Thananuwat Srirasant/Getty Images

Such emigration has become so common, in fact, that national team officials are increasingly worried about young Brazilians—those who move to Europe in their teenage years—going on to represent their “naturalised” nations at the highest level, following in the footsteps of Diego Costa.

Earlier this year, for example, Brazil under-20 coach Alexandre Gallo embarked on a trip to Europe to convince some players that they were in his plans, hoping to stave off interest from the countries where they now earned their living.

"We have some great players who have the chance to play for European teams," Gallo told Sportv (via the Global Times), citing the example of a 20-year-old midfielder playing in Portugal for Rio Ave. "We are opening up the possibility for Diego Lopes to play for Brazil's national team.

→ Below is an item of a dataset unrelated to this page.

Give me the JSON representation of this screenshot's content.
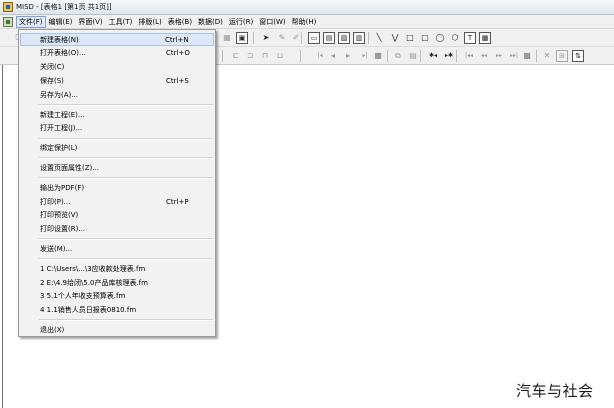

"When we put the shirt in front of him we believe he will opt to play for the Selecao."

The fact that a youngster might even consider not representing Brazil, or the suggestion that Brazilian officials might not ordinarily extend such personal attention to players in Europe, hints at the issues facing the national side.

The 11 who take the field against Croatia on Thursday will carry huge pressure on their shoulders—expectation from those who desperately want a sixth World Cup to be won on home soil, and concern from those who hope a successful tournament will not mask the country's myriad issues.

In 1982, the Brazil team that played in Spain was one that reflected and represented its people—determined to express themselves, over and above simply winning.

This team, however, might instead be aiming to win at all costs, just as the tournament is being hosted at all costs.